Strong and Watson have the critical latitude not to worry about a few handoffs or simple plays from the back up in case of an injury.
So Heard has kept his redshirt and worked on understanding the offense and worked on understanding college coverages.
"The thing about Jerrod is, when you come and you have to face it each and every day and it moves so fast for you sometimes, you've just got to slow him down, and it's going to happen for him," Strong said. "It's a development stage, and he's developed because Shawn Watson has done a great job coaching quarterbacks. We'll just continue to coach him."
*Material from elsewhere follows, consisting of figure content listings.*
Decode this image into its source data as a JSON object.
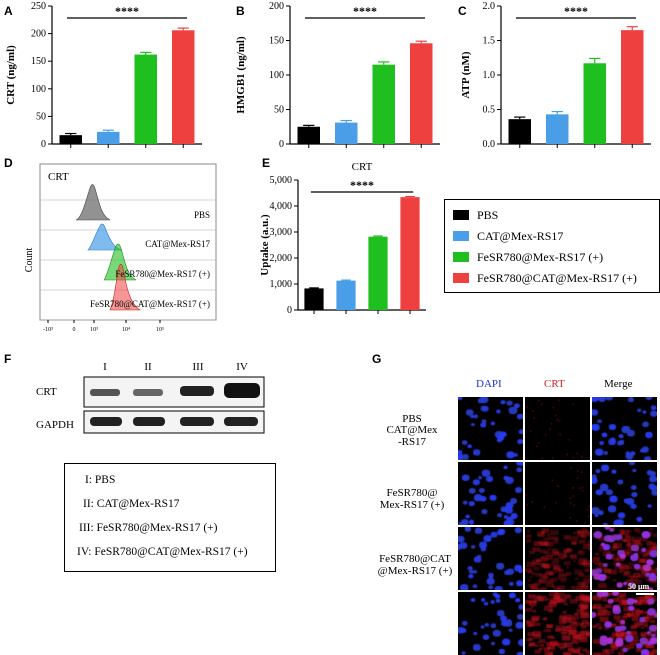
{
  "panels": {
    "A": "A",
    "B": "B",
    "C": "C",
    "D": "D",
    "E": "E",
    "F": "F",
    "G": "G"
  },
  "colors": {
    "PBS": "#000000",
    "CAT": "#4a9ee8",
    "FeSR780_Mex": "#1fbf1f",
    "FeSR780_CAT": "#ef4040"
  },
  "significance": "****",
  "chart_data": [
    {
      "id": "A",
      "type": "bar",
      "ylabel": "CRT (ng/ml)",
      "ylim": [
        0,
        250
      ],
      "yticks": [
        0,
        50,
        100,
        150,
        200,
        250
      ],
      "categories": [
        "PBS",
        "CAT@Mex-RS17",
        "FeSR780@Mex-RS17 (+)",
        "FeSR780@CAT@Mex-RS17 (+)"
      ],
      "values": [
        16,
        22,
        162,
        206
      ],
      "errors": [
        3,
        3,
        4,
        4
      ]
    },
    {
      "id": "B",
      "type": "bar",
      "ylabel": "HMGB1 (ng/ml)",
      "ylim": [
        0,
        200
      ],
      "yticks": [
        0,
        50,
        100,
        150,
        200
      ],
      "categories": [
        "PBS",
        "CAT@Mex-RS17",
        "FeSR780@Mex-RS17 (+)",
        "FeSR780@CAT@Mex-RS17 (+)"
      ],
      "values": [
        25,
        31,
        115,
        146
      ],
      "errors": [
        2,
        3,
        4,
        3
      ]
    },
    {
      "id": "C",
      "type": "bar",
      "ylabel": "ATP (nM)",
      "ylim": [
        0,
        2.0
      ],
      "yticks": [
        "0.0",
        "0.5",
        "1.0",
        "1.5",
        "2.0"
      ],
      "categories": [
        "PBS",
        "CAT@Mex-RS17",
        "FeSR780@Mex-RS17 (+)",
        "FeSR780@CAT@Mex-RS17 (+)"
      ],
      "values": [
        0.36,
        0.43,
        1.17,
        1.65
      ],
      "errors": [
        0.03,
        0.04,
        0.07,
        0.05
      ]
    },
    {
      "id": "E",
      "type": "bar",
      "title": "CRT",
      "ylabel": "Uptake (a.u.)",
      "ylim": [
        0,
        5000
      ],
      "yticks": [
        "0",
        "1,000",
        "2,000",
        "3,000",
        "4,000",
        "5,000"
      ],
      "categories": [
        "PBS",
        "CAT@Mex-RS17",
        "FeSR780@Mex-RS17 (+)",
        "FeSR780@CAT@Mex-RS17 (+)"
      ],
      "values": [
        830,
        1130,
        2820,
        4340
      ],
      "errors": [
        20,
        20,
        25,
        25
      ]
    }
  ],
  "legend": [
    "PBS",
    "CAT@Mex-RS17",
    "FeSR780@Mex-RS17 (+)",
    "FeSR780@CAT@Mex-RS17 (+)"
  ],
  "flow": {
    "title": "CRT",
    "ylabel": "Count",
    "rows": [
      "PBS",
      "CAT@Mex-RS17",
      "FeSR780@Mex-RS17 (+)",
      "FeSR780@CAT@Mex-RS17 (+)"
    ],
    "xticks": [
      "-10³",
      "0",
      "10³",
      "10⁴",
      "10⁵"
    ]
  },
  "blot": {
    "lanes": [
      "I",
      "II",
      "III",
      "IV"
    ],
    "rows": [
      "CRT",
      "GAPDH"
    ]
  },
  "key": [
    "I: PBS",
    "II: CAT@Mex-RS17",
    "III: FeSR780@Mex-RS17 (+)",
    "IV: FeSR780@CAT@Mex-RS17 (+)"
  ],
  "micro": {
    "cols": [
      "DAPI",
      "CRT",
      "Merge"
    ],
    "rows": [
      "PBS",
      "CAT@Mex\n-RS17",
      "FeSR780@\nMex-RS17 (+)",
      "FeSR780@CAT\n@Mex-RS17 (+)"
    ],
    "scale": "50 μm"
  }
}
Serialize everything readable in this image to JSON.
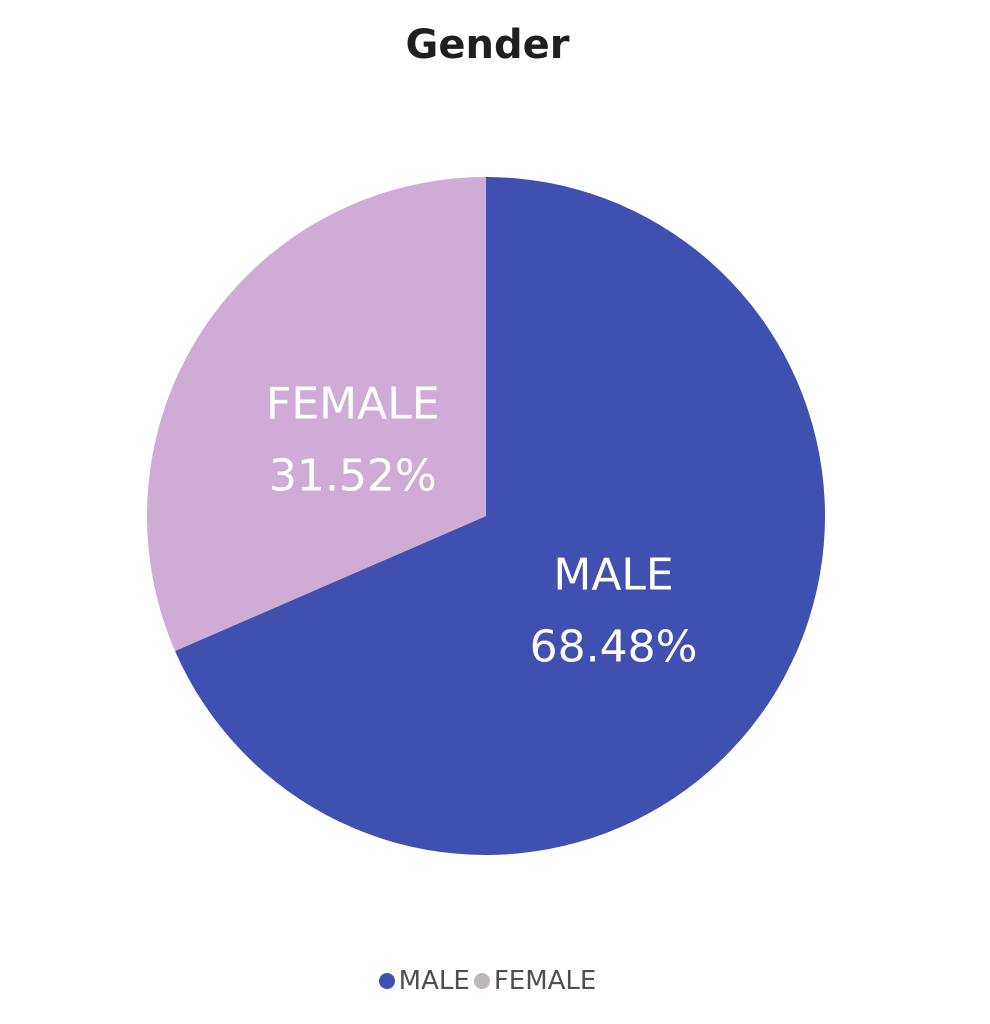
{
  "chart_data": {
    "type": "pie",
    "title": "Gender",
    "categories": [
      "MALE",
      "FEMALE"
    ],
    "values": [
      68.48,
      31.52
    ],
    "labels": [
      "68.48%",
      "31.52%"
    ],
    "colors": [
      "#4050b0",
      "#cfacd6"
    ],
    "legend": {
      "placement": "bottom-center",
      "items": [
        {
          "label": "MALE",
          "color": "#4050b0"
        },
        {
          "label": "FEMALE",
          "color": "#bdb7b7"
        }
      ]
    }
  }
}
All the continued coaching in the name of ensuring the highest level of competition in the spring. In limited context, there's a junior wide receiver who believes:
Texas WR Marcus Johnson effusive in praise of backup QB Jerrod Heard, who he said "will prove why he won two state championships."— Mike Finger (@mikefinger) December 16, 2014
To be clear, Johnson wasn't endorsing Heard over Swoopes, but said, "We need competition and he'll definitely bring that."— Mike Finger (@mikefinger) December 16, 2014
The winning pedigree of Heard enabled some of the outsized expectations for the freshman entering the program and could remain as a critical ingredient for a tough-minded demeanor and unshakable confidence that would set Heard apart from Swoopes, whose slump-shouldered attitude through much of the game against TCU drew serious ire from his head coach.
At the same time, Swoopes has a much higher physical upside as a passer than Heard, who has a significant advantage in quickness.
Neither one is a savior since Watson has admitted that his freshman is behind the curve that Teddy Bridgewater set.
But actually having competition this spring will be the start to finding improved play at the quarterback position.